5.2.8 Nichttechnische Unterscheidungsmerkmale

Während Neuheit nicht notwendig ist, um den technischen Charakter einer Erfindung zu bejahen, gilt dies umgekehrt nicht, da Neuheit und erfinderische Tätigkeit nur anhand der technischen Merkmale der Erfindung festgestellt werden können. Dies steht mit der Rechtsprechung der Beschwerdekammern in Einklang (T 154/04, ABl. 2008, 46).

In der Entscheidung G 2/88 (ABl. 1990, 93) stellte die Große Beschwerdekammer fest, dass die Ansprüche eines europäischen Patents die technischen Merkmale der Erfindung und damit den technischen Gegenstand des Patents so eindeutig definieren müssen, dass dessen Schutzbereich festgelegt und ein Vergleich mit dem Stand der Technik angestellt werden kann, um sicherzustellen, dass die beanspruchte Erfindung unter anderem neu ist. Eine beanspruchte Erfindung ist nur dann neu, wenn sie mindestens ein wesentliches technisches Merkmal enthält, durch das sie sich vom Stand der Technik unterscheidet.

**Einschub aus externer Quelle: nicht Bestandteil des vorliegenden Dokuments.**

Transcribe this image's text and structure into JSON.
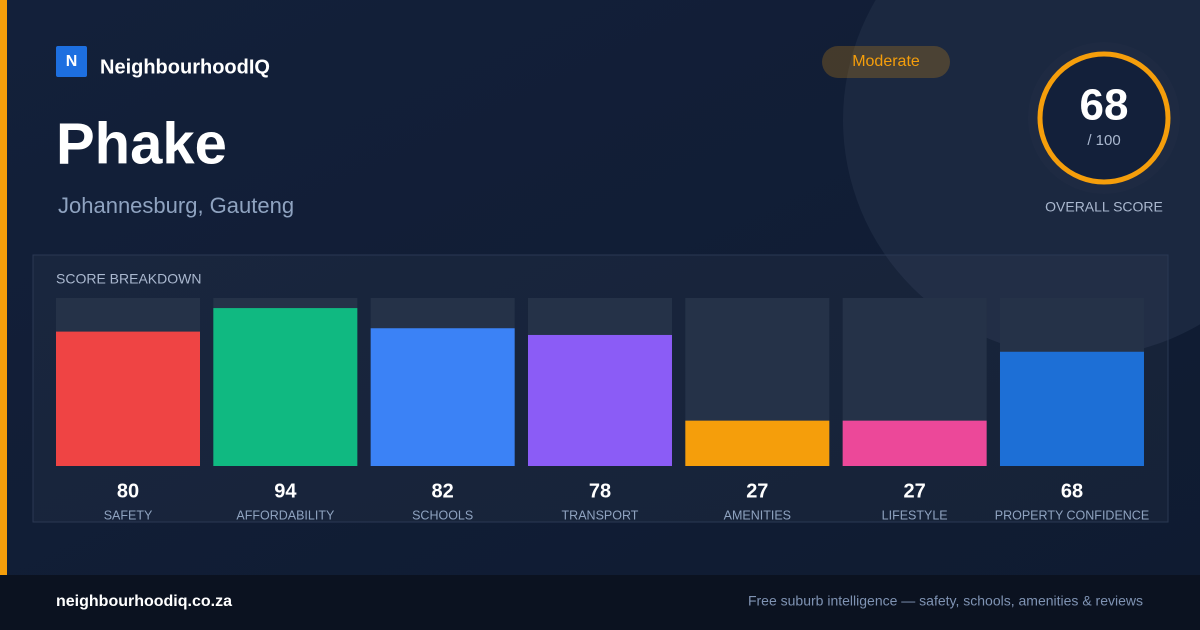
{
  "brand": {
    "logo": "N",
    "name": "NeighbourhoodIQ"
  },
  "badge": "Moderate",
  "suburb": "Phake",
  "location": "Johannesburg, Gauteng",
  "score": {
    "value": 68,
    "max": "/ 100",
    "label": "OVERALL SCORE"
  },
  "chart_data": {
    "type": "bar",
    "title": "SCORE BREAKDOWN",
    "categories": [
      "SAFETY",
      "AFFORDABILITY",
      "SCHOOLS",
      "TRANSPORT",
      "AMENITIES",
      "LIFESTYLE",
      "PROPERTY CONFIDENCE"
    ],
    "values": [
      80,
      94,
      82,
      78,
      27,
      27,
      68
    ],
    "colors": [
      "#ef4444",
      "#10b981",
      "#3b82f6",
      "#8b5cf6",
      "#f59e0b",
      "#ec4899",
      "#1d6fd6"
    ],
    "ylim": [
      0,
      100
    ]
  },
  "footer": {
    "url": "neighbourhoodiq.co.za",
    "tagline": "Free suburb intelligence — safety, schools, amenities & reviews"
  }
}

In T 154/04 (ABl. 2008, 46) stellte die Kammer fest, dass es zulässig ist, dass ein Anspruch eine Mischung aus technischen und "nichttechnischen" Merkmalen aufweist, wobei die nichttechnischen Merkmale sogar den bestimmenden Teil des beanspruchten Gegenstands bilden können. Neuheit und erfinderische Tätigkeit können jedoch nur auf technische Merkmale gestützt werden, die somit im Anspruch deutlich definiert sein müssen. Nichttechnische Merkmale, die nicht mit dem technischen Gegenstand des Anspruchs zur Lösung einer technischen Aufgabe zusammenwirken, d. h. nichttechnische Merkmale "als solche", leisten keinen technischen Beitrag zum Stand der Technik und werden daher bei der Beurteilung von Neuheit und erfinderischer Tätigkeit nicht berücksichtigt.

In T 2050/07 bestätigte die Kammer die ständigen Rechtsprechung, wonach Merkmale, die nicht zum technischen Charakter einer Erfindung beitragen und nicht mit dem technischen Gegenstand des Anspruchs zur Lösung einer technischen Aufgabe zusammenwirken, bei der Beurteilung der erfinderischen Tätigkeit nicht zu berücksichtigen sind, solche Merkmale auch in Bezug auf die Neuheit unberücksichtigt bleiben sollten. Die Kammer prüfte deshalb, ob die Unterscheidungsmerkmale im vorliegenden Fall einen technischen Beitrag leisteten.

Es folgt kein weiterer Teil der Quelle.